Trump created the Presidential Advisory Commission on Election Integrity in May to investigate his unsubstantiated claims that millions of people voted illegally in 2016. Democrats have blasted the commission as a biased panel determined to curtail voting rights, and they ramped up their criticism ahead of and during the group's daylong meeting in New Hampshire.
California Secretary of State Alex Padilla said some voters have canceled their registrations or been hesitant to register since learning the group has asked state governments to provide data on individual voters.
“Their voting suppression impact has already begun,” he said on a press call organized by the Democratic National Committee.
The commission in June requested any records considered public by states, including driver's license numbers and partial Social Security numbers. No state is sending all of the information sought, and 14 are denying the request.
There was no mention of the data request during the commission's meeting, which included presentations about historical election turnout data, electronic voting systems and issues affecting public confidence in elections. But speaking to reporters afterward, Kobach emphasized that states are only being asked to send already-public information and called the Democrats' criticism about voter suppression “bizarre.”
“The claim goes something like this, the commission will meet, then they'll recommend things like photo ID or some other election security measure, then the states will adopt them. There's your leap in logic. The commission does not have the ability to do a Jedi mind trick on a state legislature and force them to adopt anything,” said Kobach, the Republican secretary of state in Kansas.
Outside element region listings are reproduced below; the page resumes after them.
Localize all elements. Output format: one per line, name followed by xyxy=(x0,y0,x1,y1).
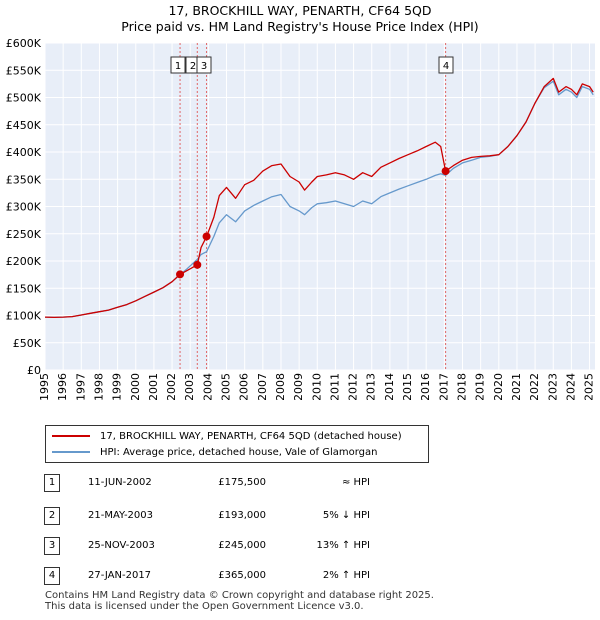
x-tick-label: 2018 xyxy=(455,373,468,400)
transaction-hpi: ≈ HPI xyxy=(341,477,370,488)
legend-swatch-hpi xyxy=(52,451,90,453)
transaction-number: 4 xyxy=(44,567,60,585)
sale-point xyxy=(176,270,185,279)
legend: 17, BROCKHILL WAY, PENARTH, CF64 5QD (de… xyxy=(45,425,429,463)
transaction-price: £245,000 xyxy=(218,540,266,551)
footer-licence: This data is licensed under the Open Gov… xyxy=(45,601,364,612)
property-price-line xyxy=(44,77,594,319)
x-tick-label: 2002 xyxy=(165,373,178,400)
transaction-number: 3 xyxy=(44,537,60,555)
transaction-date: 25-NOV-2003 xyxy=(88,540,155,551)
price-chart: £0 £50K £100K £150K £200K £250K £300K £350K £400… xyxy=(6,37,596,400)
x-tick-label: 2025 xyxy=(583,373,596,400)
x-tick-label: 2005 xyxy=(220,373,233,400)
x-tick-label: 2007 xyxy=(256,373,269,400)
y-tick-label: £350K xyxy=(6,173,42,186)
footer: Contains HM Land Registry data © Crown c… xyxy=(45,590,434,612)
y-tick-label: £100K xyxy=(6,310,42,323)
x-tick-label: 1998 xyxy=(92,373,105,400)
transaction-price: £365,000 xyxy=(218,570,266,581)
transaction-row: 1 11-JUN-2002 £175,500 ≈ HPI xyxy=(0,474,600,494)
y-tick-label: £200K xyxy=(6,255,42,268)
x-tick-label: 2014 xyxy=(383,373,396,400)
transaction-row: 3 25-NOV-2003 £245,000 13% ↑ HPI xyxy=(0,537,600,557)
legend-label-property: 17, BROCKHILL WAY, PENARTH, CF64 5QD (de… xyxy=(100,430,402,442)
footer-copyright: Contains HM Land Registry data © Crown c… xyxy=(45,590,434,601)
sale-markers xyxy=(179,43,447,370)
transaction-price: £175,500 xyxy=(218,477,266,488)
y-tick-label: £500K xyxy=(6,92,42,105)
x-tick-label: 1997 xyxy=(74,373,87,400)
transaction-price: £193,000 xyxy=(218,510,266,521)
sale-points xyxy=(176,167,450,279)
x-tick-label: 2006 xyxy=(238,373,251,400)
transaction-number: 1 xyxy=(44,474,60,492)
legend-item-property: 17, BROCKHILL WAY, PENARTH, CF64 5QD (de… xyxy=(52,429,402,443)
grid-lines xyxy=(44,42,595,371)
sale-label: 1 xyxy=(175,61,181,72)
chart-title: 17, BROCKHILL WAY, PENARTH, CF64 5QD xyxy=(168,3,432,18)
sale-label: 4 xyxy=(443,61,449,72)
x-tick-label: 2015 xyxy=(401,373,414,400)
x-tick-label: 2023 xyxy=(546,373,559,400)
x-tick-label: 2008 xyxy=(274,373,287,400)
x-tick-label: 2003 xyxy=(183,373,196,400)
y-tick-label: £450K xyxy=(6,119,42,132)
x-tick-label: 2000 xyxy=(129,373,142,400)
y-axis: £0 £50K £100K £150K £200K £250K £300K £350K £400… xyxy=(6,37,42,377)
series-lines xyxy=(44,77,594,319)
sale-point xyxy=(441,167,450,176)
y-tick-label: £150K xyxy=(6,282,42,295)
transaction-hpi: 2% ↑ HPI xyxy=(322,570,370,581)
sale-label-box xyxy=(438,56,454,74)
x-tick-label: 2011 xyxy=(328,373,341,400)
x-tick-label: 2022 xyxy=(528,373,541,400)
x-tick-label: 2016 xyxy=(419,373,432,400)
x-tick-label: 2017 xyxy=(437,373,450,400)
x-axis: 1995 1996 1997 1998 1999 2000 2001 2002 2003 2004… xyxy=(38,373,596,400)
sale-label: 3 xyxy=(201,61,207,72)
sale-label-box xyxy=(196,56,212,74)
legend-swatch-property xyxy=(52,435,90,437)
x-tick-label: 2019 xyxy=(474,373,487,400)
legend-label-hpi: HPI: Average price, detached house, Vale… xyxy=(100,446,378,458)
y-tick-label: £600K xyxy=(6,37,42,50)
transaction-hpi: 13% ↑ HPI xyxy=(316,540,370,551)
transaction-row: 4 27-JAN-2017 £365,000 2% ↑ HPI xyxy=(0,567,600,587)
transaction-date: 11-JUN-2002 xyxy=(88,477,152,488)
x-tick-label: 1996 xyxy=(56,373,69,400)
transaction-number: 2 xyxy=(44,507,60,525)
x-tick-label: 2010 xyxy=(310,373,323,400)
sale-point xyxy=(202,232,211,241)
x-tick-label: 2020 xyxy=(492,373,505,400)
sale-point xyxy=(193,260,202,269)
legend-item-hpi: HPI: Average price, detached house, Vale… xyxy=(52,445,378,459)
sale-label-box xyxy=(170,56,186,74)
x-tick-label: 2004 xyxy=(201,373,214,400)
transaction-row: 2 21-MAY-2003 £193,000 5% ↓ HPI xyxy=(0,507,600,527)
x-tick-label: 2012 xyxy=(347,373,360,400)
sale-label: 2 xyxy=(190,61,196,72)
x-tick-label: 2009 xyxy=(292,373,305,400)
transaction-date: 27-JAN-2017 xyxy=(88,570,152,581)
y-tick-label: £400K xyxy=(6,146,42,159)
x-tick-label: 1999 xyxy=(111,373,124,400)
y-tick-label: £550K xyxy=(6,64,42,77)
y-tick-label: £250K xyxy=(6,228,42,241)
x-tick-label: 2001 xyxy=(147,373,160,400)
y-tick-label: £300K xyxy=(6,201,42,214)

“All the commission is doing is collecting data, it may make recommendations or I think at this point there's a high possibility the commission makes no recommendations and they just say here's the data, states do with it what you want.”
Privacy advocates have raised concerns about the information being collected in one central place, though the commission has said the detailed data will not be made public and will be destroyed when the commission is done with it.
Kobach said 20 states have sent data so far. He said the commission hopes to use it to investigate possible cases of people voting in multiple states but said that will depend on how much information it gets.